I think the key point here, regardless of the comment in the article from the tees representative is that they have made significant changes to working practices and that what we have been told is a new way of working that contravenes all HR policies and guidance. On one hand HR guidance to all staff states we are respected professionals and expected to work flexibly and take responsibility for our workloads be that on campus or elsewhere. But in the new School of Health and Life Sciences we have been told we have to request working at home, this can be no more than 2 days per semester, and our heads of department have to agree it. Not one request for working at home has been agreed since the new policy has been put in place...how is that flexible? These rulings have not been made in each school at Teesside University just SHLS...why is there inequity in working arrangements for just one school?
As an academic in another part of the university, I want to make it clear that this is a university wide policy.

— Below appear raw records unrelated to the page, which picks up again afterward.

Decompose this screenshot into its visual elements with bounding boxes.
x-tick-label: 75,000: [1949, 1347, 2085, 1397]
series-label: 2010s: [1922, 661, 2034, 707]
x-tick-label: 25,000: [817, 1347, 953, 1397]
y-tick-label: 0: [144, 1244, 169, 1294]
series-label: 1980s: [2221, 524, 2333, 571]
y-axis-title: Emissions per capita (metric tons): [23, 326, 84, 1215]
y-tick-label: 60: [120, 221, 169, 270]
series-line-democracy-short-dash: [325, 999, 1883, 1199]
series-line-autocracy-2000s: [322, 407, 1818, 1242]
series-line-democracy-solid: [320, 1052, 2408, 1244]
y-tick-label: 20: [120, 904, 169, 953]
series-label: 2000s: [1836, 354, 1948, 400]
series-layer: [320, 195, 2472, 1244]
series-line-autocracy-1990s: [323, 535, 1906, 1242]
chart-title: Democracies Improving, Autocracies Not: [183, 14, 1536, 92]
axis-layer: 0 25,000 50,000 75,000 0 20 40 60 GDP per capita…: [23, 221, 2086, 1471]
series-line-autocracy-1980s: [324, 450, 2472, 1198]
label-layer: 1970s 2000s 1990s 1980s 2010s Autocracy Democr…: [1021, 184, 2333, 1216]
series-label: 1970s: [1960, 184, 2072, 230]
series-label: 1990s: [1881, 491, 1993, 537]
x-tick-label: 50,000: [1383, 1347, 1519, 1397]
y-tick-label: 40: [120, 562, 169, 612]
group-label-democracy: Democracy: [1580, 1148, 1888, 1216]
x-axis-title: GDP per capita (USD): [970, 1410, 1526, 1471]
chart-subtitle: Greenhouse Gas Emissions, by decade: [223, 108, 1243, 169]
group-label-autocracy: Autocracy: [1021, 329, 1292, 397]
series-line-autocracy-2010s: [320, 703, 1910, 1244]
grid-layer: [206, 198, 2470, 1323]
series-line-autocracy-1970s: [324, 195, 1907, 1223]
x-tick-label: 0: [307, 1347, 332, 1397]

Most of us have been working to it but somehow colleagues in Health haven’t. Now things are equal. It shouldn’t be an issue to let your LM know where you plan on working, unless of course you’ve been gaming the flexible working policy to do things other than work. Flexible working has always been at line managers discretion and to fit the business need. This is a lot of noise about nothing
This is so worrying for the whole sector
Looking at their website I’m not sure how this policy fits with their investors in people gold award
Unfortunately I can see that academics outwith the school of health may misunderstand how the school works in a very different way. My students spend 50% of their time in clinical practice therefore as well as lectures and teaching, we need to be visible in practice to assess them as well as being current with research and other activities within the clinical areas as well as university. Department leads have access to our diaries and we are always contactable during these times so I am unsure where the problem lies. Our professional integrity is being questioned and if there are individuals who abuse this then they should be dealt with on an individual basis rather than imposing a blanket rule to a school that doesn't run like the others. Marking is impossible in office areas and there are no suitable spaces in the school to do this. We don't even have a staff room!
Semesters add up to 22 weeks a year - teaching contact time averages 10-11 hours per week at most institutions. Most academics can travel in and out when they like during these 22 weeks. It's not too much to ask that they are on campus to help drive contact time and to be availableto students who are largely on campus when they need to be and may ofetn need valaubale contact time, help, assistance or support outside of scehduled sessions. Asking your employer in advance for flexible one-off arrangements is fine - the academic employee needs to demonstrate their value and output as woudl any other employee elsewhere. The other 30 weeks for teaching staff, it seems, can be arranged more freely and are typically for extended periods (4 weeks at Christmas, 4 weeks at Easter, 18 weeks in summer).